熊野権現社を後にして向かったのは霊鐘堂。
こちらには弁慶鐘
弁慶の汁鍋などがある。
次に一切経蔵へと向かい
一切経蔵
誰も居ない中堂内に入ると、一切経を納める回転式の巨大な八角輪蔵から放たれるものを感じて圧倒されてしまった。
そして唐院に差し掛かる。
こちらは三井寺の開祖・智証大師円珍和尚の廟所として最も神聖な場所だということだった。
唐院にはこちらからお伺いするのが正解だったのだろう。
そろそろ時間も差し迫っていたので、三井寺を後にしようと思い歩いていると、神変大菩薩という石碑を目にした。
三井寺のパンフレットには詳細が記されていなかったけれども、こちらは本山採灯大護摩供が行われることで有名な行者堂だった。
行者堂
そして最後に気になっていたところへ向かう。
最初に総門から入って、観音堂に向かっている途中、右手に小さなお堂があることに気付いた。

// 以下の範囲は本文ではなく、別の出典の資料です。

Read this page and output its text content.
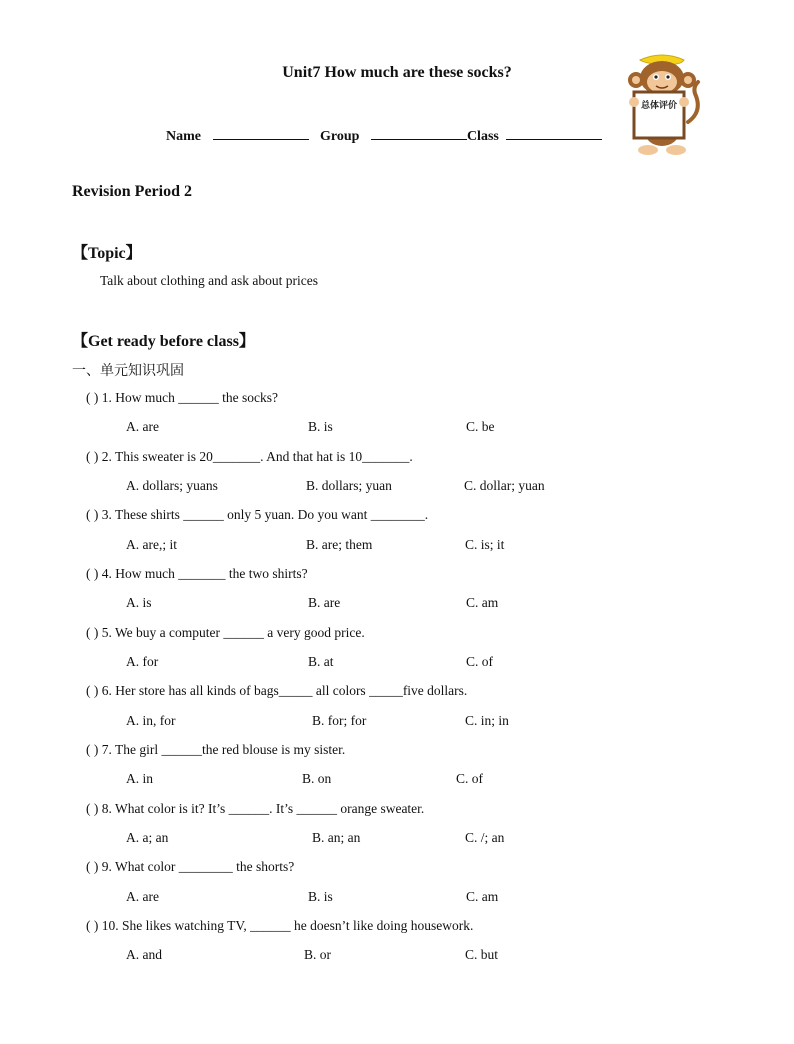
Unit7 How much are these socks?
Name	Group	Class
总体评价
Revision Period 2
【Topic】
Talk about clothing and ask about prices
【Get ready before class】
一、单元知识巩固
( ) 1. How much ______ the socks?
A. are	B. is	C. be
( ) 2. This sweater is 20_______. And that hat is 10_______.
A. dollars; yuans	B. dollars; yuan	C. dollar; yuan
( ) 3. These shirts ______ only 5 yuan. Do you want ________.
A. are,; it	B. are; them	C. is; it
( ) 4. How much _______ the two shirts?
A. is	B. are	C. am
( ) 5. We buy a computer ______ a very good price.
A. for	B. at	C. of
( ) 6. Her store has all kinds of bags_____ all colors _____five dollars.
A. in, for	B. for; for	C. in; in
( ) 7. The girl ______the red blouse is my sister.
A. in	B. on	C. of
( ) 8. What color is it? It’s ______. It’s ______ orange sweater.
A. a; an	B. an; an	C. /; an
( ) 9. What color ________ the shorts?
A. are	B. is	C. am
( ) 10. She likes watching TV, ______ he doesn’t like doing housework.
A. and	B. or	C. but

その際は、まずは観音堂にお参りしなくては、と思い観音堂を目指した訳なのだけれども、やはりあの小さなお堂にお参りしなくては後悔するのではないか?との想いが頭をよぎり、最後の最後にお伺いした。
園城寺(三井寺)別所 水観寺
小さなお堂にお祀りされている薬師如来様のお姿がとてもお優しく、やはりこちらにお伺いしたことは間違いなかったと確信しながら、お招きいただいたことに感謝してお参りさせていただいた。

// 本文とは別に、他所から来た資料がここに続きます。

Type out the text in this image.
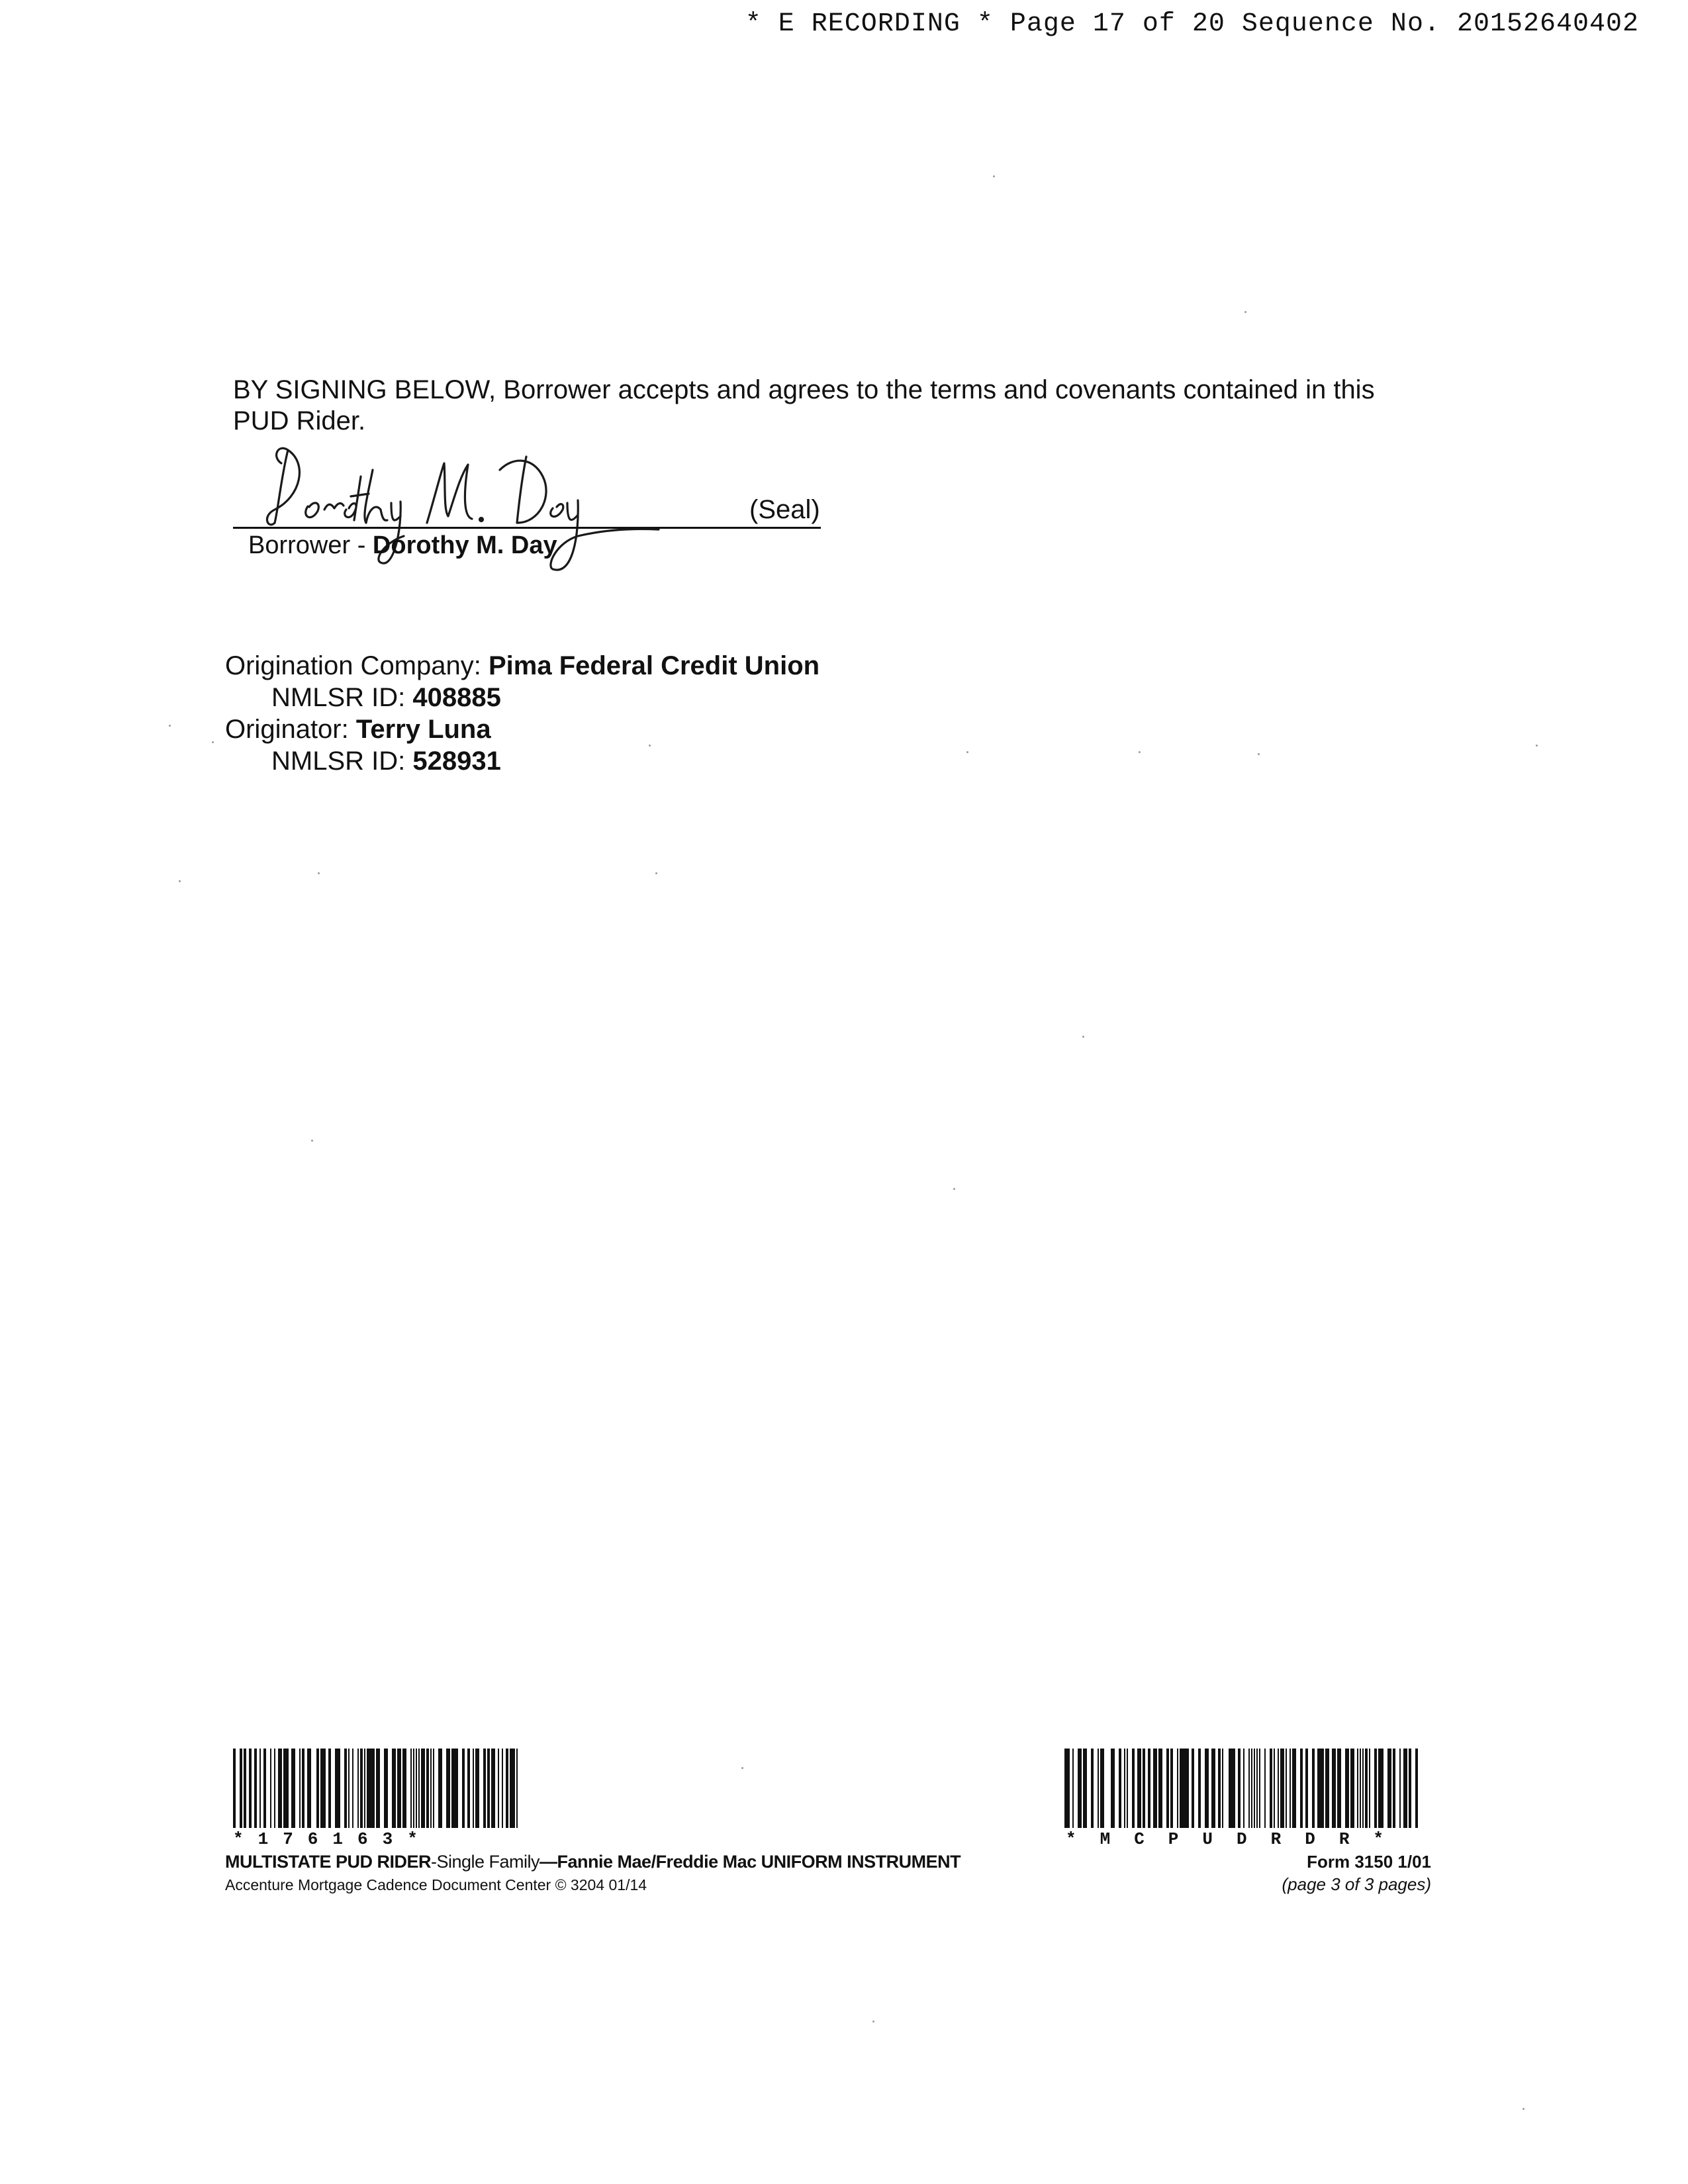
* E RECORDING * Page 17 of 20 Sequence No. 20152640402
BY SIGNING BELOW, Borrower accepts and agrees to the terms and covenants contained in this PUD Rider.
(Seal)
Borrower - Dorothy M. Day
Origination Company: Pima Federal Credit Union
NMLSR ID: 408885
Originator: Terry Luna
NMLSR ID: 528931
*176163*	*MCPUDRDR*
MULTISTATE PUD RIDER-Single Family—Fannie Mae/Freddie Mac UNIFORM INSTRUMENT
Accenture Mortgage Cadence Document Center © 3204 01/14
Form 3150 1/01
(page 3 of 3 pages)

そして御朱印も頂戴したいと思い、お堂の方に御朱印を頂戴し、少しお話させていただいた後、こちらの御詠歌を教えていただいた。
なむやくし
しょびょうなかれと
ねがいつつ
るりのくすりを
あたえたまうぞ
その余りにも綺麗な言葉は、私の固くなった心のわだかまりを溶かして下さった。
実はこの旅に出る前、信じられないような仕打ちを受けて、心はボロボロの状態だった。
けれどもそのボロボロの心は、私が見ている狭い世界で展開されていただけのことであって、今回旅に出ることによって、自分が見ていたものは、この広い広い世界で起こった、たった一つの欠片でしかないことに気付く。
ブログに書かないと決めたところにもお伺いさせていただき、そちらでも様々なお言葉や気遣いをいただけたこと、そして今回お伺いさせていただいた神社仏閣でもいつも以上に様々な気付きを頂戴することが出来た。
人によって傷つけられた心は、人によって癒される。
水観寺の御詠歌に書かれている「瑠璃の薬」というのは、神様や仏様、そして血の通った暖かな人間から醸し出される慈しみの心なのかも知れない。
今回の旅の最後に水観寺にお伺い出来たというのも、何かのご縁だったのだろう。
三井寺、結局全部は回り切れなかったけれども、お伺い出来て良かったという幸せな気持ちに包まれて、三井寺を後にした。
京都に戻りリムジンバスに乗り、伊丹空港から東京へ戻る。
瑠璃の薬をいただいて、目覚める。
これからは世間に何と言われようとも、本当に自分のやりたいことを貫いて行こうと。
それこそが、自らに与えられた使命なのだから。